The issue is especially sensitive because U.S. Attorney General Jeff Sessions recently allowed federal prosecutors more leeway to pursue federal anti-marijuana laws in states like Oregon that have legalized pot. The top federal attorney in Oregon, Billy Williams, earlier this month said Oregon produces more marijuana than it consumes, with the overproduction feeding the black market. He urged locals to address the problem to avoid a possible crackdown.
Marijuana grow sites have flourished in many parts of the state, including in Deschutes County, Oregon’s fastest-growing county which sprawls over high desert and the snowy peaks of the Cascade Range.
Deschutes County District Attorney John Hummel and Sheriff Shane Nelson announced charges stemming from an illegal grow site that deputies discovered accidentally – and sharply criticized state regulatory efforts as basically nonexistent.
“Our state has no regulation for the marijuana industry,” Nelson said at a news conference in the district attorney’s offices in Bend. “In order to have regulation an agency has to have enough resources to be effective at enforcement of the regulations. Oregon does not have this.”
The Oregon Health Authority, which regulates medical marijuana, did not immediately respond to requests for comment on Tuesday’s assertions.

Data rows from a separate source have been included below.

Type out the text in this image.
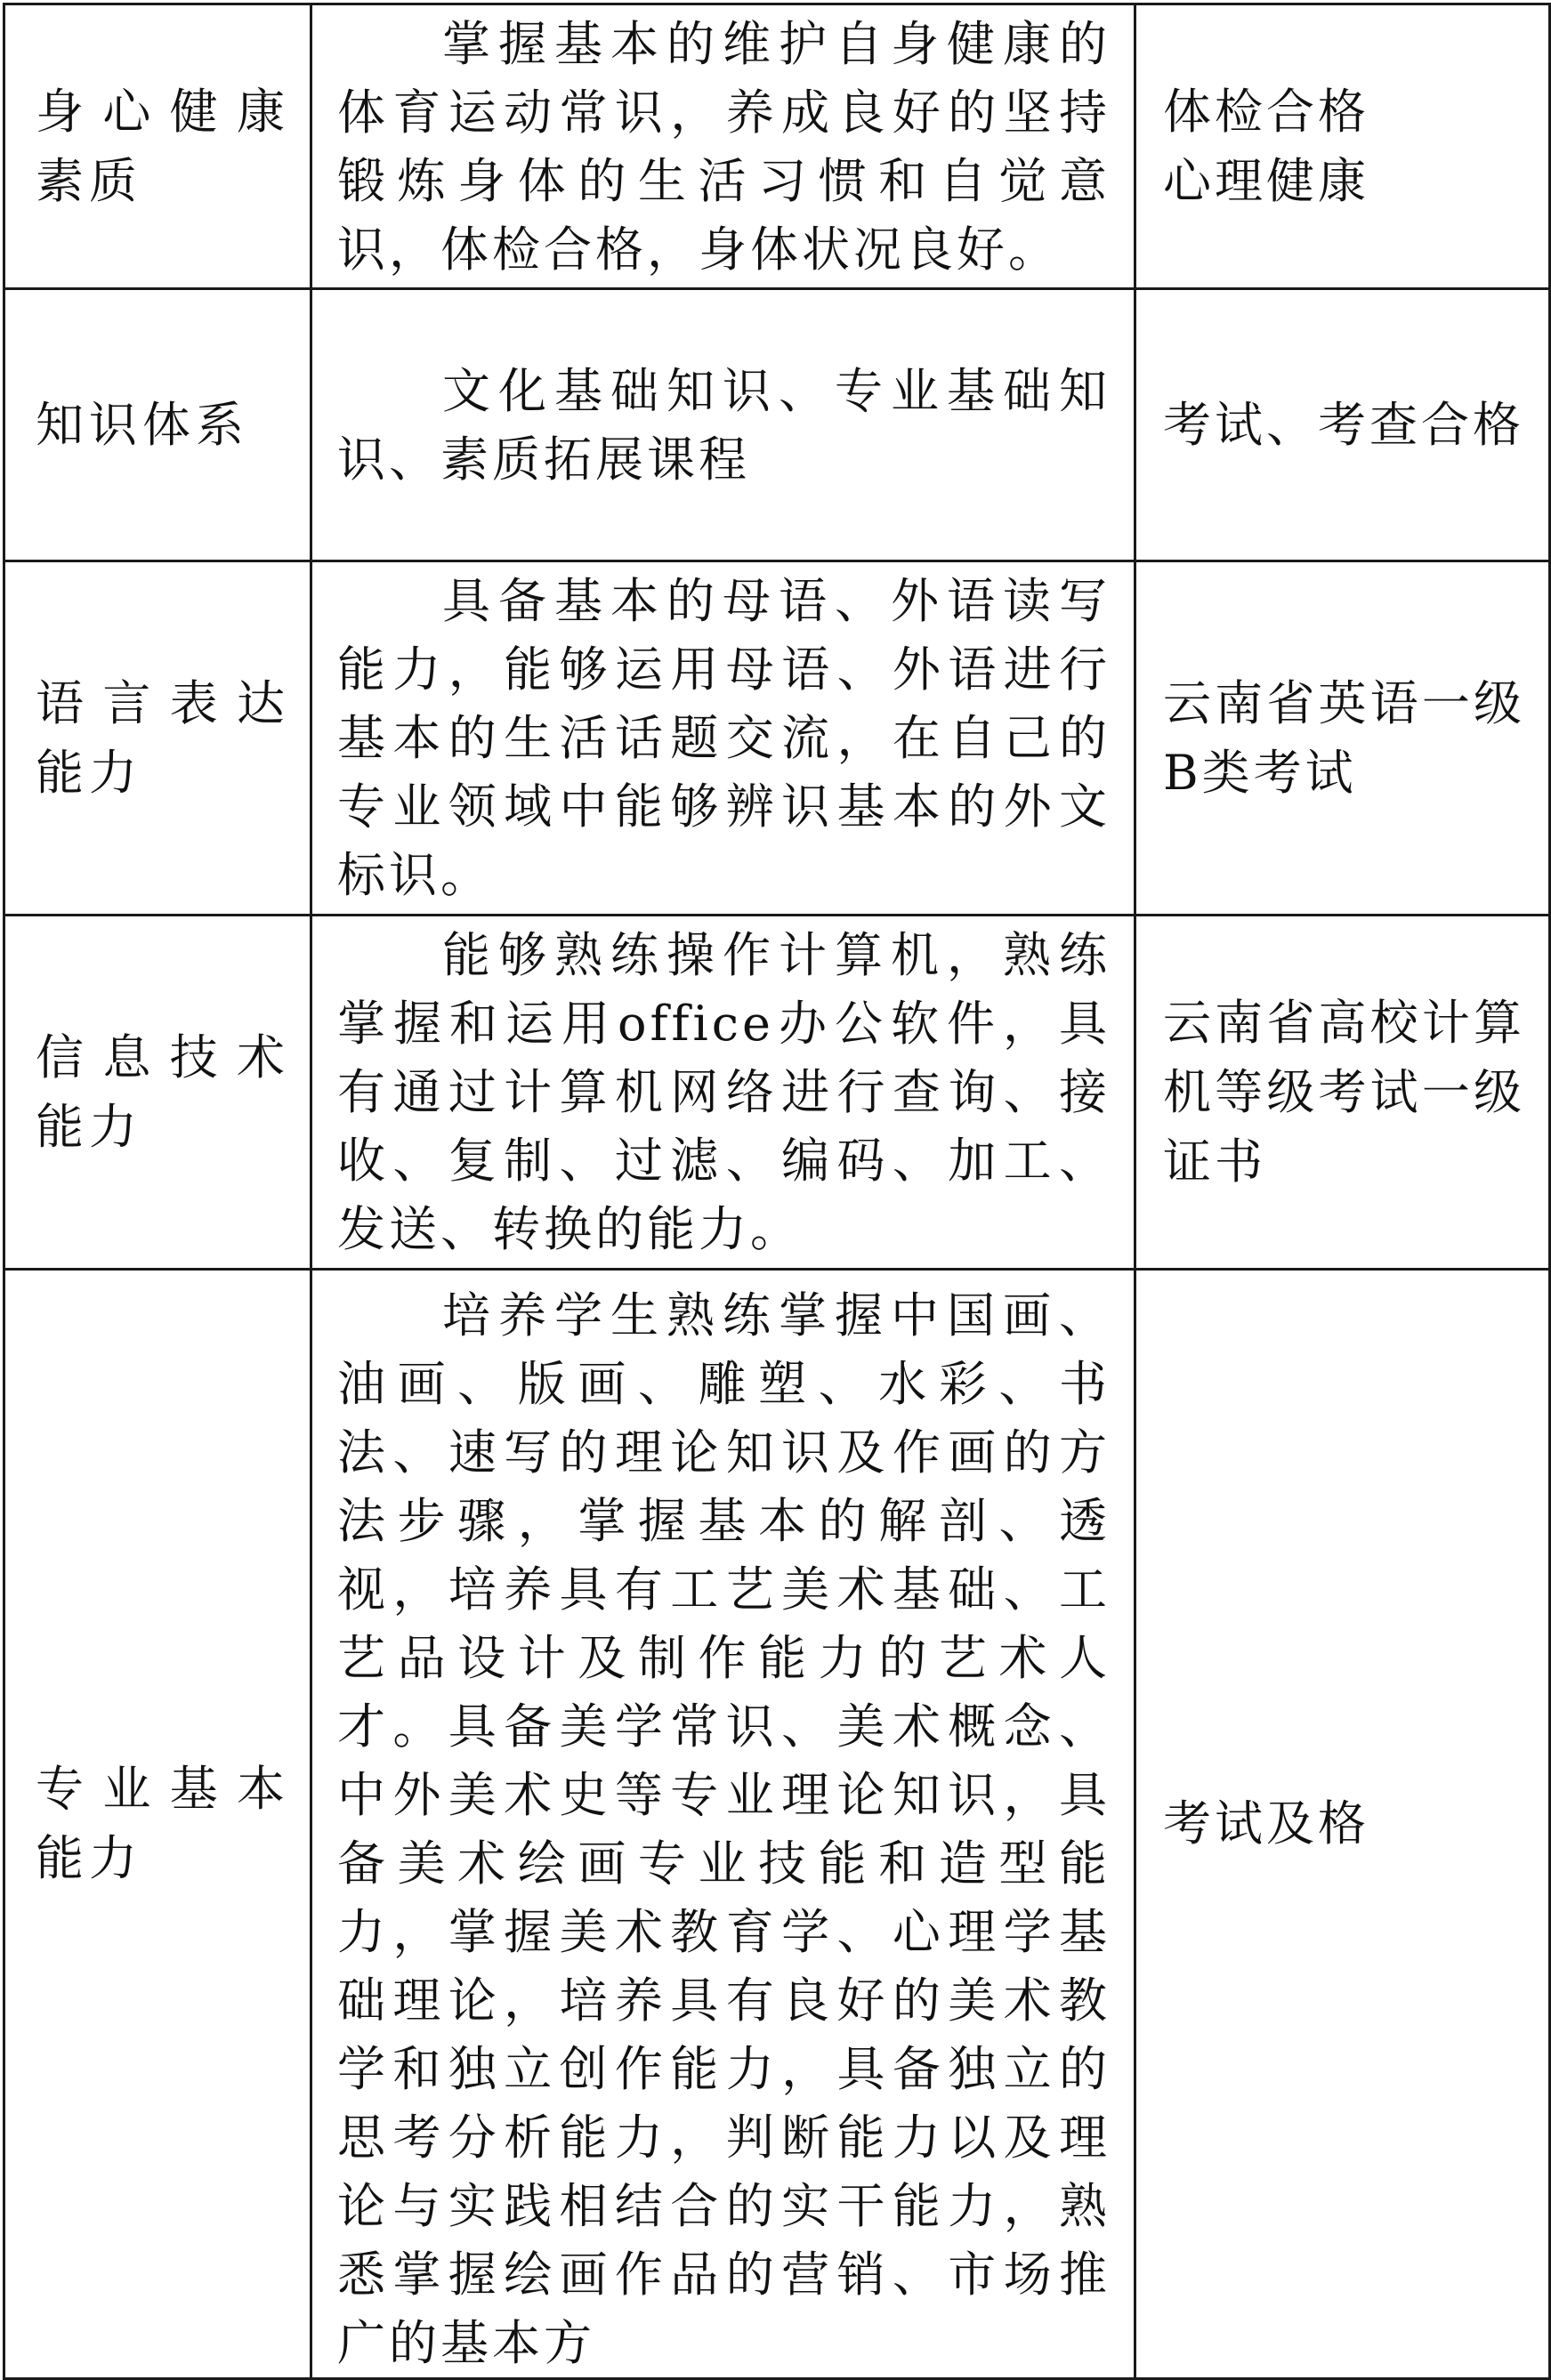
身心健康素质	掌握基本的维护自身健康的体育运动常识，养成良好的坚持锻炼身体的生活习惯和自觉意识，体检合格，身体状况良好。	体检合格
心理健康

知识体系	文化基础知识、专业基础知识、素质拓展课程	考试、考查合格

语言表达能力	具备基本的母语、外语读写能力，能够运用母语、外语进行基本的生活话题交流，在自己的专业领域中能够辨识基本的外文标识。	云南省英语一级B类考试

信息技术能力	能够熟练操作计算机，熟练掌握和运用office办公软件，具有通过计算机网络进行查询、接收、复制、过滤、编码、加工、发送、转换的能力。	云南省高校计算机等级考试一级证书

专业基本能力	培养学生熟练掌握中国画、油画、版画、雕塑、水彩、书法、速写的理论知识及作画的方法步骤，掌握基本的解剖、透视，培养具有工艺美术基础、工艺品设计及制作能力的艺术人才。具备美学常识、美术概念、中外美术史等专业理论知识，具备美术绘画专业技能和造型能力，掌握美术教育学、心理学基础理论，培养具有良好的美术教学和独立创作能力，具备独立的思考分析能力，判断能力以及理论与实践相结合的实干能力，熟悉掌握绘画作品的营销、市场推广的基本方	考试及格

Mark Pettinger, a spokesman for the Oregon Liquor Control Commission, which regulates recreational marijuana, noted the agency depends on the Legislature for funding for marijuana enforcement.
Hummel and Nelson complained in a Feb. 7 letter to the health authority that local law enforcement officers often can’t tell whether medical marijuana grow sites are legal or illegal because the agency hasn’t provided a list of authorized sites.

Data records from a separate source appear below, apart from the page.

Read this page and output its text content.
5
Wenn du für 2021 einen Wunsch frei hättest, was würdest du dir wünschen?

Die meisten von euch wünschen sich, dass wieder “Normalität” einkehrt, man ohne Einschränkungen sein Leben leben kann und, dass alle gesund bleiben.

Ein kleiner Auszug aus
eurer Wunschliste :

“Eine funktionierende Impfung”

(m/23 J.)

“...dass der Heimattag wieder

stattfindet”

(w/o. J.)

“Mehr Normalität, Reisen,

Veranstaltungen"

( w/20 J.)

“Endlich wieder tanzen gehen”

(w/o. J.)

“Unfortunately, our hands are often tied when it comes to enforcing manufacturing and cultivation laws,” they wrote to Carole Yann, the agency’s manager of the medical marijuana program. They asked for a list of all registered medical marijuana grow sites in Deschutes County, but said they have not received a response.
Hummel told reporters the health authority conducted no inspections in Deschutes County in 2017, and said it is “ridiculous” that the agency provides a 10-day written notification of an inspection to growers.
Jonathan Modie, a spokesman for the health authority, said it is reviewing the letter and plans to respond soon. He confirmed that a 10-day notice is given for routine inspections but that for “complaint inspections,” staffers may make an unannounced visit.
In the news conference, Nelson complained that the Oregon Liquor Control Commission has only 23 inspectors for more than 1,200 marijuana grows and retail outlets.